Hello and welcome to the Migration Oxford Podcast. I'm Jackie Broadhead, and I'm Rob McNeil. Rob, what are we talking about today? So we're talking about emptiness, which is it's a slightly odd concept for those of us who spend most of our time dealing with people freaking out about how full the UK is. But it's a really fundamental component of migration because when people arrive somewhere, they have to have left somewhere.

The impacts of that, the impacts of people leaving in large numbers, in particular on on communities and places is dramatic. And in particular, we were talking to Vladimir Archduke and Maria JUNCO, who were part of the Emptiness Project, which is run from campus. And they a lot of their work is focussed on the former Soviet Union. And so we're talking to them. But it's definitely not just about the impacts on places in the former Soviet Union.

Yeah, the discussion really reminded me of the conversation that we had about immigration and the way that so many of our debates focus on immigration and so few focus on the kind of politics of immigration and what as places kind of change, what will happen to them and what that will mean.

I thought there was just so many resonances between the way that we think about them and also this idea that it's relational, that actually it's not about full places and empty places, but about the kind of conversation between ideas of fullness and ideas of emptiness, and that both of them actually can have impacts on people in those communities.

That's right. And I think that one of the key things that that's that comes up in this discussion is the idea of an imagined past, an imagined time when things were vibrant and alive and when there was something there rather than a sentence of the now where you know, where there is nothing there, even when as we discovering, you know, through the conversation with people,

even when there are actually scenarios where there's quite a lot of change and sometimes there's actually quite a lot of new arrivals, even in communities that perceive themselves as empty. So it's this idea that the place being empty or there being nothing, there is a very complex idea that emerges from people's idea of how things should be rather than necessarily from from a sort of empirical idea of how things are.

Feels like half of our debate about migration is about the facts and figures and understanding what is happening. And then there's a whole other part which is just about perceptions, about how questions of migration and mobility make people feel, and that this is a really important flipside that we don't hear as much about.

I think that's exactly right. And I think that that that feeling, that sense of a place having been abandoned, particularly when that sentence is that it's been abandoned by the state, the people that you're looking at, who you feel should be looking after you.

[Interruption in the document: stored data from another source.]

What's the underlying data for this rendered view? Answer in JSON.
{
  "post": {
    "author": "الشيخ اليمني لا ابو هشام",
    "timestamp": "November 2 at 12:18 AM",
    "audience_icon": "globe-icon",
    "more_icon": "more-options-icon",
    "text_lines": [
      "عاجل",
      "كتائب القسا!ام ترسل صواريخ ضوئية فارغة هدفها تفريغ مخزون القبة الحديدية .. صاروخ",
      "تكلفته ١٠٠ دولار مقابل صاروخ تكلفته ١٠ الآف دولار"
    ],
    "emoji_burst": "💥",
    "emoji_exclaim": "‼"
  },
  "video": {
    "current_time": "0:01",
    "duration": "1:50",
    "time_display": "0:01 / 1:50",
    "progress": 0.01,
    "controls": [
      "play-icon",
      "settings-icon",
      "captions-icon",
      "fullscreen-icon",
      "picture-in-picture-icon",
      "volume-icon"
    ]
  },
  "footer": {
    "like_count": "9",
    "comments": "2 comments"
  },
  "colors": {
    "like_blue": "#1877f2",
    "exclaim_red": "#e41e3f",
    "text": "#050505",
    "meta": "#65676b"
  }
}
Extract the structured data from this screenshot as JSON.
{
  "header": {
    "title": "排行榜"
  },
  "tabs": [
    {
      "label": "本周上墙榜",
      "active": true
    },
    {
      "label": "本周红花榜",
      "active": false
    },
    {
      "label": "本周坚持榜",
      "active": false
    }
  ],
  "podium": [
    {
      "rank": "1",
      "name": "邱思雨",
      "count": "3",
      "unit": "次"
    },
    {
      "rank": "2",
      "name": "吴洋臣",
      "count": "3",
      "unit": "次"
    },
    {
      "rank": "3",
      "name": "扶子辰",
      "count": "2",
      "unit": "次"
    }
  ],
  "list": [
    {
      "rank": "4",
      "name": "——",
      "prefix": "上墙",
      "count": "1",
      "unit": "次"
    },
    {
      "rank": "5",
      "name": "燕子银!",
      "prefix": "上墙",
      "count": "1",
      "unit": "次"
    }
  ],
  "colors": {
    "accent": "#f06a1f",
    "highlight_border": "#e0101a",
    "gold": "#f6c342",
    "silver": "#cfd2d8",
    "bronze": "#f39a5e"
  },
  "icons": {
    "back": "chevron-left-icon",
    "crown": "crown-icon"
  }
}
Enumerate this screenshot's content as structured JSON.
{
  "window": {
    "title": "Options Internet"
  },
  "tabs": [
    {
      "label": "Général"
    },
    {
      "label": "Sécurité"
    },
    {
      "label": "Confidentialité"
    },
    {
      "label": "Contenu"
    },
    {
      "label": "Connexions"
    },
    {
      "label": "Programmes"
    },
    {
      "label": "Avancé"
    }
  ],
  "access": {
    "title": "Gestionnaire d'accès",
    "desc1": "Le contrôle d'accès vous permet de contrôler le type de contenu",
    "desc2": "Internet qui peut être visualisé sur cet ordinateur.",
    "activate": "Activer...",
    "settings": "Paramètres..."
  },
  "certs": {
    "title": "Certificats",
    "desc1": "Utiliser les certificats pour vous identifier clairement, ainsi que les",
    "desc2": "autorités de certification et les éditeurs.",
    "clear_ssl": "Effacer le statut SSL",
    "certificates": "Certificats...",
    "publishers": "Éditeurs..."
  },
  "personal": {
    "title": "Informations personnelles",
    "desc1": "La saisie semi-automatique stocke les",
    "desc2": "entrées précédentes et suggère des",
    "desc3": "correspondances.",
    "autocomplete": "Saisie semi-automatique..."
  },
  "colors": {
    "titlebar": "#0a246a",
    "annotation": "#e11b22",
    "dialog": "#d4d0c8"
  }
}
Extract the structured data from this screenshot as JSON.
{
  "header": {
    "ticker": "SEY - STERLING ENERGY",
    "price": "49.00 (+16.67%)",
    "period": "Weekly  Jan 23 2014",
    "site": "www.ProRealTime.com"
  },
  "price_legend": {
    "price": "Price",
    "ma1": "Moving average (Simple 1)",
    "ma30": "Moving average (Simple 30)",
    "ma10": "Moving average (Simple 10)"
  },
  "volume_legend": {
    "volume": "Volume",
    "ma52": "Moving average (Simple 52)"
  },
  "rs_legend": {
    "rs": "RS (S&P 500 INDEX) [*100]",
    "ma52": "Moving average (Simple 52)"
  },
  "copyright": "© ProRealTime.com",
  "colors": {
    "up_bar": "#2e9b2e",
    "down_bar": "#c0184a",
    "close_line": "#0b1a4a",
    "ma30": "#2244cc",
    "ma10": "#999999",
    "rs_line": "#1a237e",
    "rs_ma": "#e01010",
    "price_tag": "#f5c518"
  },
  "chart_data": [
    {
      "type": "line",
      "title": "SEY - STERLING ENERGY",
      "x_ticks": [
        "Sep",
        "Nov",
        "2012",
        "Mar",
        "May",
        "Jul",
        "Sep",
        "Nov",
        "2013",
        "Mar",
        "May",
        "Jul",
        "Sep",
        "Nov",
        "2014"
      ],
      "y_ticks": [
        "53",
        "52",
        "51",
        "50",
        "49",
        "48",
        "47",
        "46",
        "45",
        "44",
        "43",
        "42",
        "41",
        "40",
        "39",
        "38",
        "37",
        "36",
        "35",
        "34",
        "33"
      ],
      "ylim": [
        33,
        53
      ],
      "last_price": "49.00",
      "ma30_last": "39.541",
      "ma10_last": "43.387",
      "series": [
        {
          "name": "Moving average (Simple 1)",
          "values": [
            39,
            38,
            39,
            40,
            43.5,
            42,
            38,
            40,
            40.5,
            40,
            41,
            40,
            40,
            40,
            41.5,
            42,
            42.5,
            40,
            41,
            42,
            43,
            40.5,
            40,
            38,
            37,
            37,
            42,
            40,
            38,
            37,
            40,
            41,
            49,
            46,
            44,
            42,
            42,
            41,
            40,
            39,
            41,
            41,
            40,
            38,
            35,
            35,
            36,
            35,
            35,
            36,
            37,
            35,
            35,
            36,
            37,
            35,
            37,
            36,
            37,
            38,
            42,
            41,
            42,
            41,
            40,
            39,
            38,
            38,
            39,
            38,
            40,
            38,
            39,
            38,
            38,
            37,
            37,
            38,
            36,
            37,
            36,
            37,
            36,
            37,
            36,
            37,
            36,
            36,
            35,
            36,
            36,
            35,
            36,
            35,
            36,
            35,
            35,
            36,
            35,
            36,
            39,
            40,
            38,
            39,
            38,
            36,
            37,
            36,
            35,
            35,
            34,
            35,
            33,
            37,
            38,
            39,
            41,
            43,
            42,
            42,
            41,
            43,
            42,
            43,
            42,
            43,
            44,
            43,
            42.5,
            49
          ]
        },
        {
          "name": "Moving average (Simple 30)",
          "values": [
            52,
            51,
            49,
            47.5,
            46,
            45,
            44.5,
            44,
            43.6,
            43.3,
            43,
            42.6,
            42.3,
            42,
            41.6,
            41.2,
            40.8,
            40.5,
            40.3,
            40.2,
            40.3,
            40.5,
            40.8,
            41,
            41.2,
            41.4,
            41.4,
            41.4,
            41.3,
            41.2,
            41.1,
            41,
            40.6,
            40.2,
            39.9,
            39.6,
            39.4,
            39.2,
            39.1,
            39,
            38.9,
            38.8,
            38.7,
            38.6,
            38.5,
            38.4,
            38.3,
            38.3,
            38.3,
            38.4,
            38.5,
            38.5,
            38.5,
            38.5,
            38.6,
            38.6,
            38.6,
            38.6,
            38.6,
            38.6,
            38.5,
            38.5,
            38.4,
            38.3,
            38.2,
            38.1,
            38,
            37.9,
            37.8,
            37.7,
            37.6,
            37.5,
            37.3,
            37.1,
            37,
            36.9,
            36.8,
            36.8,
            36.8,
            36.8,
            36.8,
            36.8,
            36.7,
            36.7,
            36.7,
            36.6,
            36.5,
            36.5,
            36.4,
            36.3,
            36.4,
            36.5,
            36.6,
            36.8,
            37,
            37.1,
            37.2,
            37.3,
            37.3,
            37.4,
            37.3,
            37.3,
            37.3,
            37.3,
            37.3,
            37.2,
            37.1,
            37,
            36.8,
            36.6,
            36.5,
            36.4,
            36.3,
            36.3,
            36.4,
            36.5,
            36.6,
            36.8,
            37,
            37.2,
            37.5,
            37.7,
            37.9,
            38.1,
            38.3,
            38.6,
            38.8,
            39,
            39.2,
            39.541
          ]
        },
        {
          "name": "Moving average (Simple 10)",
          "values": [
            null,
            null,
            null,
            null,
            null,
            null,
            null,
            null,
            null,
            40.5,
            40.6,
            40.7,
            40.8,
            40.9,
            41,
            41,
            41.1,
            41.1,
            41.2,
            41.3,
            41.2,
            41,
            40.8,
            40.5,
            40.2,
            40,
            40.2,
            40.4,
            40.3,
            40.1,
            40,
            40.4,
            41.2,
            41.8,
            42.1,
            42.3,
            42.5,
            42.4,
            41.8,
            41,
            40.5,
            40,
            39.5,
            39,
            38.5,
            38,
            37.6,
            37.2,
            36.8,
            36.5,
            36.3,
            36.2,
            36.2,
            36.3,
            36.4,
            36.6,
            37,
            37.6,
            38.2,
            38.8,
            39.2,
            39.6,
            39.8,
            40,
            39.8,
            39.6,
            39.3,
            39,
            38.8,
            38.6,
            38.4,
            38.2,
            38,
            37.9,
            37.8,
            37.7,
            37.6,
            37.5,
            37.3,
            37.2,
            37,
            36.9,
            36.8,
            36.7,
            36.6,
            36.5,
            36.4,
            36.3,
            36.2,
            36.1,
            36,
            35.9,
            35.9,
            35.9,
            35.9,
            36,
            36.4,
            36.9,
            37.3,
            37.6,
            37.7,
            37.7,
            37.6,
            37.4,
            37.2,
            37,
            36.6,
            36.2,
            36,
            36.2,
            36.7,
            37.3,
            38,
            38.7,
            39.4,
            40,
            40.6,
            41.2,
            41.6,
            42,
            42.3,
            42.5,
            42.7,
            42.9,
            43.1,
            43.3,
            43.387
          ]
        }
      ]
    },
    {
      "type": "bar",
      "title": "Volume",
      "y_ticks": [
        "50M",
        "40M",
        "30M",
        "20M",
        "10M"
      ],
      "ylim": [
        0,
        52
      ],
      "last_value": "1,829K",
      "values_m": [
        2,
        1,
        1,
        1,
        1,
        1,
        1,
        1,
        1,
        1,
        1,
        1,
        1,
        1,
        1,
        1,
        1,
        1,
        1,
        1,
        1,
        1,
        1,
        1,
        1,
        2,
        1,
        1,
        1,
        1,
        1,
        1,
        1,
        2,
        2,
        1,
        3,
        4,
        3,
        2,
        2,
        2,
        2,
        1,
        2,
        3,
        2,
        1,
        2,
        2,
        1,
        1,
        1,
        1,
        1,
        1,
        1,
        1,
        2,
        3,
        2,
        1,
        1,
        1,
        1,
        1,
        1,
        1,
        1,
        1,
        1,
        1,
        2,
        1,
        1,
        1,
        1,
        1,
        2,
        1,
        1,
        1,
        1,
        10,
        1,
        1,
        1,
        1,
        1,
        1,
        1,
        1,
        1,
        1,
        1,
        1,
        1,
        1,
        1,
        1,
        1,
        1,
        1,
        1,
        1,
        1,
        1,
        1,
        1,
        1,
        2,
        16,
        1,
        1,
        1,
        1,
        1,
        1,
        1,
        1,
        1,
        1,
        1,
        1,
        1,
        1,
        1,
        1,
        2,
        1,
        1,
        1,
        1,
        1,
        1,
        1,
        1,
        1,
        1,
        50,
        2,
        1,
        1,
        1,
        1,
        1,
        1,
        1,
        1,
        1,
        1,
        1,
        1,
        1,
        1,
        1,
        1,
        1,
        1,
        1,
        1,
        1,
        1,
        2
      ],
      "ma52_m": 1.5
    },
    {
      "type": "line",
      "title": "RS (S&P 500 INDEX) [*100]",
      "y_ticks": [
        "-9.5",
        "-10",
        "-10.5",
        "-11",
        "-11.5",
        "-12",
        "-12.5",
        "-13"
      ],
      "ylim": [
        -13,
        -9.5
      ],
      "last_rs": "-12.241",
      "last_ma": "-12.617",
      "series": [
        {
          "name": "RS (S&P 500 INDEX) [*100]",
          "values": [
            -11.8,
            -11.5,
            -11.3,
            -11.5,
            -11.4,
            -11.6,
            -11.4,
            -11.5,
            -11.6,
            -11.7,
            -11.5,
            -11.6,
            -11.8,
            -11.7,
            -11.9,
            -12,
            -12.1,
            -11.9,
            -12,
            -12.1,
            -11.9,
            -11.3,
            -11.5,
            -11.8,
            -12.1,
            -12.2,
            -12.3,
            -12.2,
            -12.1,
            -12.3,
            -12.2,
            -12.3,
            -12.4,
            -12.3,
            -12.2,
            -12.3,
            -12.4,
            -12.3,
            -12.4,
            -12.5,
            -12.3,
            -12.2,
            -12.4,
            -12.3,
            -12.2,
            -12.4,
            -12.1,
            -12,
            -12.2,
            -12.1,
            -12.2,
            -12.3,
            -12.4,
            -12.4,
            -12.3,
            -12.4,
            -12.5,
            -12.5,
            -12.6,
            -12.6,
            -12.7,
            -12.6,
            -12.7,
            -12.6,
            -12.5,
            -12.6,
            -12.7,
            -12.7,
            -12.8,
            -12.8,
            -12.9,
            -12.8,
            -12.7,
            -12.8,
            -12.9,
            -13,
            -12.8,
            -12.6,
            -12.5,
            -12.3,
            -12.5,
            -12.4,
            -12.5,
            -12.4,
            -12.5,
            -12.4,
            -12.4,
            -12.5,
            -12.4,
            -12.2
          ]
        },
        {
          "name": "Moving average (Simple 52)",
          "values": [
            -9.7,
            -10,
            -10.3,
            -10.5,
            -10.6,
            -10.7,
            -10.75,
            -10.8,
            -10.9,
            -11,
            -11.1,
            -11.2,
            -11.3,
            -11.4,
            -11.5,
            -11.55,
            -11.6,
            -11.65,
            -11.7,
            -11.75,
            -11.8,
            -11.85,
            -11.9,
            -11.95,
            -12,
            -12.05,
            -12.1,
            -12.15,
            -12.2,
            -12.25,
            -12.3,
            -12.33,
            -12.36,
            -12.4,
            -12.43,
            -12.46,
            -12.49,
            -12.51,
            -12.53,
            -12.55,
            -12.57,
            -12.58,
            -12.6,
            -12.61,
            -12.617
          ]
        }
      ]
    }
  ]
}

What that drives people to, I mean, whether the idea that it might drive people to make certain political choices or get involved in conspiracy theories about why they've been left behind resonates, I think, really strongly with, you know, a potent post-industrial parts of Britain, the US, parts of Europe.

It's it's a really complex and interesting idea, and it's fascinating to speak to these guys about the very extreme versions of it that are that are evident in these parts of the former Soviet Union. I completely agree. So let's get to that conversation.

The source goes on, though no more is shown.